Each of the four circular buffer radii was described according to: percent cover of pasture, urban, and crops; mean and standard deviation of solar radiation; aspect; slope (McCune and Keon 2002); and number and density of apiaries, rivers and trails. In order to estimate direct incident solar radiation based on slope and aspect, radians were used. These variables were placed in a matrix with the other landscape variables. The transformation to radians was necessary because 1° is adjacent to 360°. As in this example, the numbers may be very different even though the aspect would be practically identical (McCune and Keon 2002). Multi-Response Permutation Procedure (MRPP) was used to examine the differences between DCAs and non- DCAs in terms of the mentioned landscape characteristics across the four groups or buffer radius distances (100, 200, 400 and 800 m) (Supplementary Figure). MRPP is a nonparametric procedure for testing the hypothesis of no difference between two or more groups of entities (McCune and Mefford 1999). It is a practical technique, as it does not require assumptions such as normality and equal variance (Biondini et al. 1988). The within-group chance-corrected agreement (A-value) has a maximum of 1 when there is within-group homogeneity compared to the random expectation. The P-value is the probability of obtaining, by chance, a value of A equal to or larger than the observed value. In PC-ORD 5.0 (McCune and Mefford 1999), the MRPP tests were run using Euclidean distances, which measure differences using the Pythagorean theorem to N dimensions; it is the most conservative measure of distance (McCune et al. 2002).

Supplemental Table.

Variables used in the MRPP and the Partition Analysis to examine landscape effects on the location of Drone Congregation Areas. Value, Class name, Unity of measure and range are shown. Fourteen landscape categories were analyzed (C1 to C14), solar radiation (SR-), aspect (ASP-), slope (SLO-), and density of tracks (Track-). Abbreviations are as follows: Pres-Abs = presence (DCA)-absence (NoDCA) of DCA; Dist = radii of distance buffers; SR-M = Solar Radiation -Mean SR-STD = Solar Radiation -Standard Deviation; ASP-M = Aspect -Mean; ASP-F = Folded Aspect; ASP-R = Aspect in Radians; SLO-M = Slope -Mean; SLO-R = Slope in Radians; Tracks-M = Density of tracks and trails- Mean; Tracks-STD = Density of tracks and trails- Standard Deviation.

sd01_01.jpg

Recursive Partitioning Analysis (De'ath and Fabricius 2000) was used in JMP™ version 8 to discriminate the most correlated landscape characteristics of a site with the formation of a DCA. This analysis uses a classification tree to explain a single response variable that can be categorical or numeric, to create splits that result in more homogeneous groups (De'ath and Fabricius 2000; Quinn and Keogh 2002).
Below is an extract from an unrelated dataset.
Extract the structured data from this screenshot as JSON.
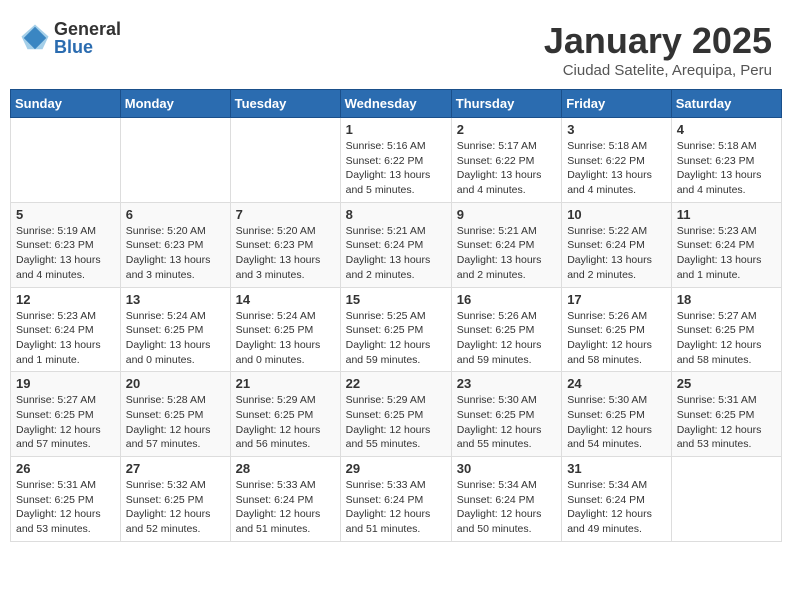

The model divides a dataset by selecting the single variable that accounts for the most variability between two groups (DCA and non-DCA), and makes a split in the dataset using that particular variable. This process is then repeated on each of the two groups, resulting from the previous split, with each variable being assessed at every split whether the variable was previously used or not (Rejwan et al. 1999). This analysis is an exploratory approach that creates a regression tree according to significance among the variables. The groups are continually split into more homogeneous groups, theoretically, until only a single location remains as a group, or until there is no variation between locations in a group (Clark and Pregibon 1992). Conservatively, the recursive partitioning is carried out for three levels, or until there are only five or fewer individuals in one of the split groups (see also Giray et al. 2010). Two buffer radii (200 and 400 m) determined the most important landscape variables for classifying a DCA (Figure 2). In addition, homogeneity of multiple circular variances of aspect was tested using a Bartlett's Chi-square test (Zar 1999).

Results

The MRPP analysis revealed differences in landscape characteristics among the different buffer radius distances (A = 0.02, P = 0.005, n = 4), and a trend in both presence/absence of a DCA (A = 0.008, P = 0.06, n = 2). However, these analyses do not identify which landscape characteristics are important for the DCA formation. To identify landscape characteristics important for DCA presence, a Recursive Partitioning Analysis (RPA) was performed.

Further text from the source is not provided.